The product and investor changes mean that everyone in the market - from managers, to allocators, to asset owners and their advisors - now have to leave their comfort zones. “There are some great active managers. However, the challenge for allocators is finding those active managers that outperform passive. Recent empirical evidence suggests they can be hard to find, akin to a needle in a haystack,” said one member of the audience. “And rather than trying to find the needle, many are allocating to the haystack.” added Dempsey at SANNE Group.

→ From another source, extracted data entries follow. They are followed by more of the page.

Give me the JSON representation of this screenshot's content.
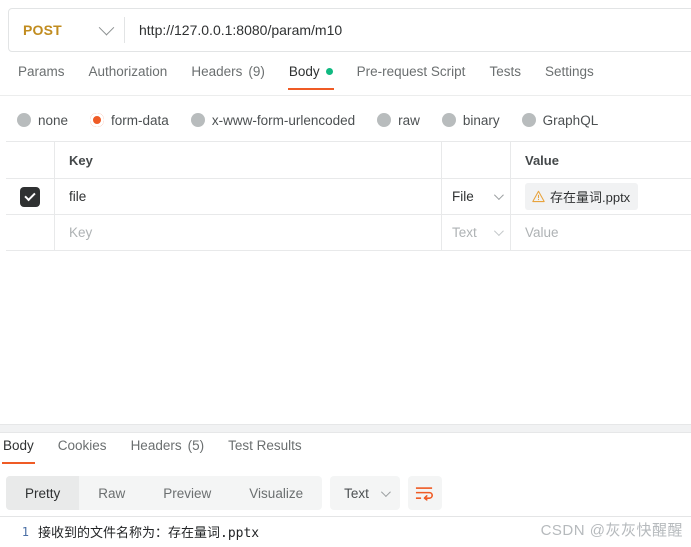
{
  "request_bar": {
    "method": "POST",
    "method_caret_icon": "chevron-down-icon",
    "url": "http://127.0.0.1:8080/param/m10"
  },
  "request_tabs": [
    {
      "label": "Params",
      "active": false
    },
    {
      "label": "Authorization",
      "active": false
    },
    {
      "label": "Headers",
      "count": "(9)",
      "active": false
    },
    {
      "label": "Body",
      "active": true,
      "dot": true
    },
    {
      "label": "Pre-request Script",
      "active": false
    },
    {
      "label": "Tests",
      "active": false
    },
    {
      "label": "Settings",
      "active": false
    }
  ],
  "body_types": [
    {
      "label": "none",
      "selected": false
    },
    {
      "label": "form-data",
      "selected": true
    },
    {
      "label": "x-www-form-urlencoded",
      "selected": false
    },
    {
      "label": "raw",
      "selected": false
    },
    {
      "label": "binary",
      "selected": false
    },
    {
      "label": "GraphQL",
      "selected": false
    }
  ],
  "kv_table": {
    "headers": {
      "key": "Key",
      "value": "Value"
    },
    "rows": [
      {
        "checked": true,
        "key": "file",
        "type": "File",
        "value_chip": "存在量词.pptx",
        "value_icon": "warning-triangle-icon",
        "placeholder": false
      },
      {
        "checked": false,
        "key": "Key",
        "type": "Text",
        "value_chip": "Value",
        "placeholder": true
      }
    ]
  },
  "response_tabs": [
    {
      "label": "Body",
      "active": true
    },
    {
      "label": "Cookies",
      "active": false
    },
    {
      "label": "Headers",
      "count": "(5)",
      "active": false
    },
    {
      "label": "Test Results",
      "active": false
    }
  ],
  "response_toolbar": {
    "view_modes": [
      {
        "label": "Pretty",
        "active": true
      },
      {
        "label": "Raw",
        "active": false
      },
      {
        "label": "Preview",
        "active": false
      },
      {
        "label": "Visualize",
        "active": false
      }
    ],
    "format": "Text",
    "format_caret_icon": "chevron-down-icon",
    "wrap_button_icon": "wrap-text-icon"
  },
  "response_body": {
    "lines": [
      {
        "number": "1",
        "text": "接收到的文件名称为：存在量词.pptx"
      }
    ]
  },
  "watermark": "CSDN @灰灰快醒醒",
  "colors": {
    "accent": "#ef5b25",
    "method": "#c18c1f",
    "dot_green": "#10b981",
    "warning": "#e8a33d"
  }
}
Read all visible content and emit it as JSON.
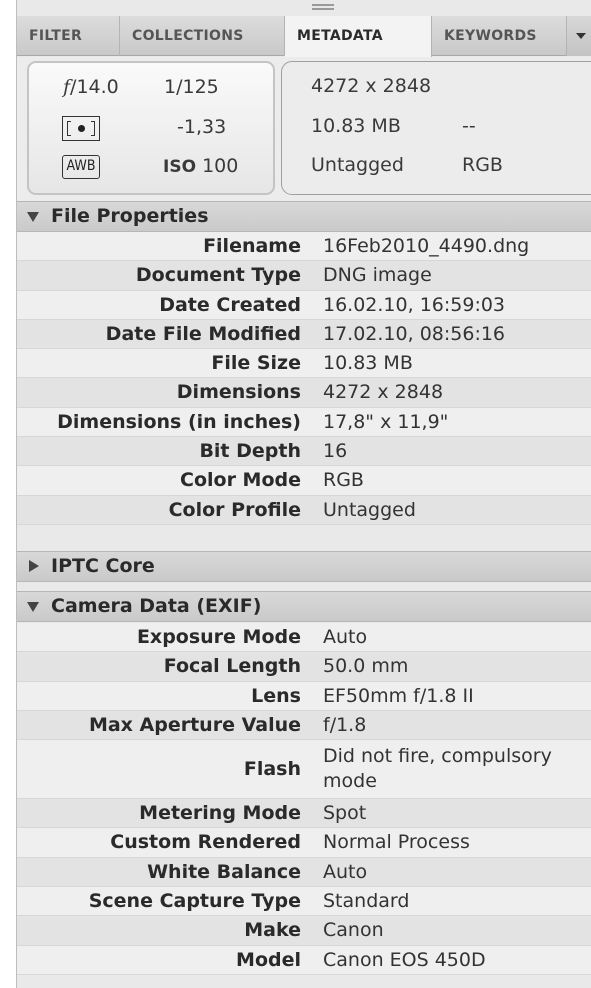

As a result of this, Dempsey sees that there is a lot of committed capital to the same asset classes and deals. “Managers are therefore having to look at doing deals in less developed markets, such as African infrastructure or Indian real estate. Allocators will need to start getting comfortable with these kinds of deals and structures because that is where the growth is coming from.”

These types of products, especially the real asset investments, have to be sold face to face. This presents another challenge to an industry that as a whole is trying to move to an automated platform sales process. Combined with the issues of capacity constraint of due diligence that allocators have to address, the scope for scalability is a challenge.

The trends and challenges are fairly transparent, but what is not is how the industry responds. With so much money now chasing the same assets, it is vital that market participants embrace change. This includes investors buying new products, in new asset classes, via new structures, in jurisdictions they may not be familiar with. Done well, it will usher in a new era for alternative investments in Europe.